Professional barriers
All of the physicians pointed out that they themselves do not have any barriers to working with a pharmacist. However, there was a difference between how younger and older physicians describe this. All but one of the younger physicians mentioned that some of their senior colleagues might have difficulties working with pharmacists. One participant mentioned that this is a new way of collaborating and “new things are not always viewed as positive”. Another participant reported that they have noticed tensions between their colleagues and the pharmacists based on comments some physicians sometimes make.
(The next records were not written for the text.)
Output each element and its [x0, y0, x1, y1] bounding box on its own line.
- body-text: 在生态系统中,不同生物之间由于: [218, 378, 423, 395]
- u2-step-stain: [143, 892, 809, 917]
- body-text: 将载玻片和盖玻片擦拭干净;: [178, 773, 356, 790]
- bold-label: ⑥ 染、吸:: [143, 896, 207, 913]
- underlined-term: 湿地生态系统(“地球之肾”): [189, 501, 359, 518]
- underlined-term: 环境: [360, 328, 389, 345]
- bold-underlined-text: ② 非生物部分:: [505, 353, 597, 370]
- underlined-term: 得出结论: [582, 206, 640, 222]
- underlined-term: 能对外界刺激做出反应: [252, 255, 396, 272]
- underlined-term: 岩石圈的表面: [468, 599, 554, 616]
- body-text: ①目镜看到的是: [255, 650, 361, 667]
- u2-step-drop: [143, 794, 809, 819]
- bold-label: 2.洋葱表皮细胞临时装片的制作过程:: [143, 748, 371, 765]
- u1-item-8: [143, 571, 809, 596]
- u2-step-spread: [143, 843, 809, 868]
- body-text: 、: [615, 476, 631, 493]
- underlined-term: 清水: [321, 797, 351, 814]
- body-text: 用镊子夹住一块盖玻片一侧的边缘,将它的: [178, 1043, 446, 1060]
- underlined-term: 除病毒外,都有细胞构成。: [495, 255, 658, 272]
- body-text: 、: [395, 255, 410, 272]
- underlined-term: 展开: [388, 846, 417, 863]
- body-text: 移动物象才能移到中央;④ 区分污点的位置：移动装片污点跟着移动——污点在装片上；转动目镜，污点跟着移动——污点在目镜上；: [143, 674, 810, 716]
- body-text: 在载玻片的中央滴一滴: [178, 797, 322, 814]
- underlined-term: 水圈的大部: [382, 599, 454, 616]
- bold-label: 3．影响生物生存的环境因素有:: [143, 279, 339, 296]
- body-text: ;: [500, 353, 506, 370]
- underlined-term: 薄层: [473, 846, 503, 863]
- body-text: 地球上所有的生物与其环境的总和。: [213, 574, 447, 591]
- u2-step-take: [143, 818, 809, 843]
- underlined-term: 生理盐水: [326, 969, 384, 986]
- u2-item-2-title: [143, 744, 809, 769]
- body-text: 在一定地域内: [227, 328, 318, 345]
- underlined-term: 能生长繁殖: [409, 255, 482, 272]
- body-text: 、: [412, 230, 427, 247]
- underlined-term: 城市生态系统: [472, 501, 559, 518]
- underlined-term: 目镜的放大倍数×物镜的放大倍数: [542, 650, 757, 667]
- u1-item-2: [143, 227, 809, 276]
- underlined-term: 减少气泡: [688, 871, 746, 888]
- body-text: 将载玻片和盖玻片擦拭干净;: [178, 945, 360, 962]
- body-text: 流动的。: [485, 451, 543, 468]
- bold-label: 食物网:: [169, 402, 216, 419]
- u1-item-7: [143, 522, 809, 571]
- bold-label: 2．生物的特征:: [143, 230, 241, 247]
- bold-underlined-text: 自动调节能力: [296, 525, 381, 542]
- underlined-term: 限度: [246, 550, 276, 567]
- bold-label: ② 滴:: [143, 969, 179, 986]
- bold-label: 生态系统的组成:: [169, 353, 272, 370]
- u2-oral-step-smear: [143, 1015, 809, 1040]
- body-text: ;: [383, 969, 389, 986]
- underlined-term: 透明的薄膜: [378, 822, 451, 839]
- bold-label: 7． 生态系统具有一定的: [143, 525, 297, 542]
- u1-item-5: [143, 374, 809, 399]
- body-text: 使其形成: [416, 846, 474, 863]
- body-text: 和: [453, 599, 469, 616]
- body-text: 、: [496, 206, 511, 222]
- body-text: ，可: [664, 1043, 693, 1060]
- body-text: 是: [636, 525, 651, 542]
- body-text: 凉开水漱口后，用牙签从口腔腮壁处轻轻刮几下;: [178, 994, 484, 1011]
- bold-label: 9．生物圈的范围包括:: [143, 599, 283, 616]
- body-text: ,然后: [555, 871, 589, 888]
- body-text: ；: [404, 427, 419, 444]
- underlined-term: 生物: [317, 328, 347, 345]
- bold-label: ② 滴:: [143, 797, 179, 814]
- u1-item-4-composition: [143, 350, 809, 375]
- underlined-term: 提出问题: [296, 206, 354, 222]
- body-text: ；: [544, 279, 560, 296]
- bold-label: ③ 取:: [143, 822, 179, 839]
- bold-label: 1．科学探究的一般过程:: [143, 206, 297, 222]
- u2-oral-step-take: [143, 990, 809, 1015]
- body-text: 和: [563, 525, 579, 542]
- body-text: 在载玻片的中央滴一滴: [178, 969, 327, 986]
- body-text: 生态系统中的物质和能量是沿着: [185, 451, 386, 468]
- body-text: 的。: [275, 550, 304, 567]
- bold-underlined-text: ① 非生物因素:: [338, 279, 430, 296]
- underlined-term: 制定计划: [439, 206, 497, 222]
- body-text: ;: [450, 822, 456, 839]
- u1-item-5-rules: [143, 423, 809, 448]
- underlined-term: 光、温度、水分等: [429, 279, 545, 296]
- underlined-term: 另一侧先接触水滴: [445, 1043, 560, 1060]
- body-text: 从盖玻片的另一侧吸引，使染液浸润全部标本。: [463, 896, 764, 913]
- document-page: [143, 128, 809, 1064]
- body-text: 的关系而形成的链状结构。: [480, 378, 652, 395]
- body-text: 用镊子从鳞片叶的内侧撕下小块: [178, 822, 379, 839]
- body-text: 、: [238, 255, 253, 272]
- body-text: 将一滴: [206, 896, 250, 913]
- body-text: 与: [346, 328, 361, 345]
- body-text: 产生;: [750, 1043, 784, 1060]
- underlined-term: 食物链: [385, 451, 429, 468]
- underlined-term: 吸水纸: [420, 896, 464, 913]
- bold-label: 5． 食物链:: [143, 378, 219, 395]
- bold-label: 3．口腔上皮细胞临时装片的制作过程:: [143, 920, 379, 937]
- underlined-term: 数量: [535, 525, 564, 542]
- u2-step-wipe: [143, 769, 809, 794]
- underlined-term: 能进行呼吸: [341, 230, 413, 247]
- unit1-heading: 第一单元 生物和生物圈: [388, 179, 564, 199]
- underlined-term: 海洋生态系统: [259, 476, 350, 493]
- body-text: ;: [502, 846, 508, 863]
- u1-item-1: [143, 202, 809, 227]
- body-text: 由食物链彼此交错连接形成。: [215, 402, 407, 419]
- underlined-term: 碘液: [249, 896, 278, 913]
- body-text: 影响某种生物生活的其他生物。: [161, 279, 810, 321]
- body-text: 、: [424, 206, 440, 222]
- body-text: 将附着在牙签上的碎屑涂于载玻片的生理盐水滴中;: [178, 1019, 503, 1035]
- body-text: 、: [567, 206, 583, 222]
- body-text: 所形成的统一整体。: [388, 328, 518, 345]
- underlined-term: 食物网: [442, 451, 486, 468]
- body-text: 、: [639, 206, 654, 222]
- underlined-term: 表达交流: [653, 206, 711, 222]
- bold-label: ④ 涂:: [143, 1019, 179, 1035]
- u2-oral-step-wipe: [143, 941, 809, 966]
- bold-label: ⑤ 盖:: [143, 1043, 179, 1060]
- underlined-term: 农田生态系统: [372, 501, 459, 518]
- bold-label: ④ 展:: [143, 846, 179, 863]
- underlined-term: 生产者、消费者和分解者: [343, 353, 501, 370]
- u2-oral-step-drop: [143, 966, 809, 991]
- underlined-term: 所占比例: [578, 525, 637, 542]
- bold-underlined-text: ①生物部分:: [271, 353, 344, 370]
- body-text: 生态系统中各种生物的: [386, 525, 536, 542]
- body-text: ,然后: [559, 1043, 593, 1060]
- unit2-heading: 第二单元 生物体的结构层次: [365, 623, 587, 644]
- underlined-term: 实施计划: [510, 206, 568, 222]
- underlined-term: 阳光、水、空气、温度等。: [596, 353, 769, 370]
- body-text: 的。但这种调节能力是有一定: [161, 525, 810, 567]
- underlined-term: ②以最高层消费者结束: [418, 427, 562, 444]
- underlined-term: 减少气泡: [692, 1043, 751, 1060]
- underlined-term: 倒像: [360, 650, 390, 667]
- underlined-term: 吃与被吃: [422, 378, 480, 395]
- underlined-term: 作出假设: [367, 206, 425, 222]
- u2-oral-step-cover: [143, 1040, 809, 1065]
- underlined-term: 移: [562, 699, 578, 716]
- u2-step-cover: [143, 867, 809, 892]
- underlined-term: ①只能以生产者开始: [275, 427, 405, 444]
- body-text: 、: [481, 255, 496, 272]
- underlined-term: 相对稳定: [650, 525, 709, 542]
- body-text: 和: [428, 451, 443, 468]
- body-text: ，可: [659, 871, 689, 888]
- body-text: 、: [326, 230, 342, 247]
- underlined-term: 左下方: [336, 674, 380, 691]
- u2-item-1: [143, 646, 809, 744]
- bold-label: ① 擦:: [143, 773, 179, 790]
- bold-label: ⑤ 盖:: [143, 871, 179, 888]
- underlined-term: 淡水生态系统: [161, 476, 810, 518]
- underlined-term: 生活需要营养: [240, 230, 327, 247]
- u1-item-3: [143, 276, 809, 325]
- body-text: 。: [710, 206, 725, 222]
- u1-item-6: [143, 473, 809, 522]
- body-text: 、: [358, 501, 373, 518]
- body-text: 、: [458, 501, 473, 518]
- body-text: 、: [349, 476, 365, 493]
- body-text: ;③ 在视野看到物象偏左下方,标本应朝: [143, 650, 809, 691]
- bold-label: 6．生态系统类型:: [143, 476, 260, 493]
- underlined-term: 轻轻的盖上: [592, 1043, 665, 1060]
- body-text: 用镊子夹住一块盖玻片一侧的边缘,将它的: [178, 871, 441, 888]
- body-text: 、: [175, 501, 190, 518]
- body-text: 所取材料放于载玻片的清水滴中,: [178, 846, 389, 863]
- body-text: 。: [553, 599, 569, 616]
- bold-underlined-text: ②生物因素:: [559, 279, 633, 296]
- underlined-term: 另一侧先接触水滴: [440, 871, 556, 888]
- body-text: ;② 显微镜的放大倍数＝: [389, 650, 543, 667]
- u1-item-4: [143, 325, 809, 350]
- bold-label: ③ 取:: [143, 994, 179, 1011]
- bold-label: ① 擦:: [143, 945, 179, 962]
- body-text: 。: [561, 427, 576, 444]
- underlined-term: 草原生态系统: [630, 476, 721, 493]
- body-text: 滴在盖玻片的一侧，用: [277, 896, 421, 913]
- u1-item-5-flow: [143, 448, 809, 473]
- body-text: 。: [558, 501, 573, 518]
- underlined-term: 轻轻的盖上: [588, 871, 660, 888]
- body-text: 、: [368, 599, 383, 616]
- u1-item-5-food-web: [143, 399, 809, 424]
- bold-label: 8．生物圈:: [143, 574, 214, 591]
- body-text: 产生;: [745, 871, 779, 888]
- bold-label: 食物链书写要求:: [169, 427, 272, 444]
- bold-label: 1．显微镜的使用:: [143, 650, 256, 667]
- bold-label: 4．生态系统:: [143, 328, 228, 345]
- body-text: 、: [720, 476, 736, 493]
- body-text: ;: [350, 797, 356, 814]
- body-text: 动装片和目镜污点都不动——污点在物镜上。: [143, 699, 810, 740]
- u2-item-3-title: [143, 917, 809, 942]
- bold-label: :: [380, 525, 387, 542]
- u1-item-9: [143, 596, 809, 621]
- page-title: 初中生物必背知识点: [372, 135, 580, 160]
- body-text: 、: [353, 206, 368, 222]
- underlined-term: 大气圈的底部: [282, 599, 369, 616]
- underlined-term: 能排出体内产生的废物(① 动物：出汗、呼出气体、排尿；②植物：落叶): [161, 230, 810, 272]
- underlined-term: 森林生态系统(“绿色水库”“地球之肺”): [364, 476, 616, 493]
Some of the young participants also mentioned that they have not experienced tensions but believe that they could exist.
“Some physicians appreciate this too, and some physicians believe that [the pharmacist] maybe is a little too skilled as [the pharmacist] checks everything to do with drugs and interactions and they want to override what [the pharmacist] says sometimes.” (P1)
Older physicians however described that: “I have no barriers”, “I don’t think that anybody has experienced that [barriers]”, “barriers exist between all professional roles”, “it is all about the person involved” and “it all depends on how things are put forth”.
Some of the participants mentioned that personal traits and the “having the right approach” are important for pharmacists that work in hospital wards. According to these participants pharmacists must not be too demanding and not comment on everything they find on a patient. One participant noted that “physicians are people of habit”. Some physicians described how change could be hard, especially when challenging clinical autonomy. One physician reported: “They [physicians] don’t want to be told what to do; you want to decide for yourself and some have more difficulties taking advice than others.” (P1).
Even though all physicians claimed not to have barriers, some of their comments convey a somewhat different view. One physician said: “Only physicians have knowledge of how to treat patients”, only physicians know “what works in real life”. Some also mentioned that pharmacists only have “theoretical knowledge”. One physician commented: “As a physician I have much more, and also nurses and assistant nurses, we all have more experience of working with a whole patient, with a human. While I can feel that the pharmacist’s point of departure is a little more of a theoretical one.” (P6).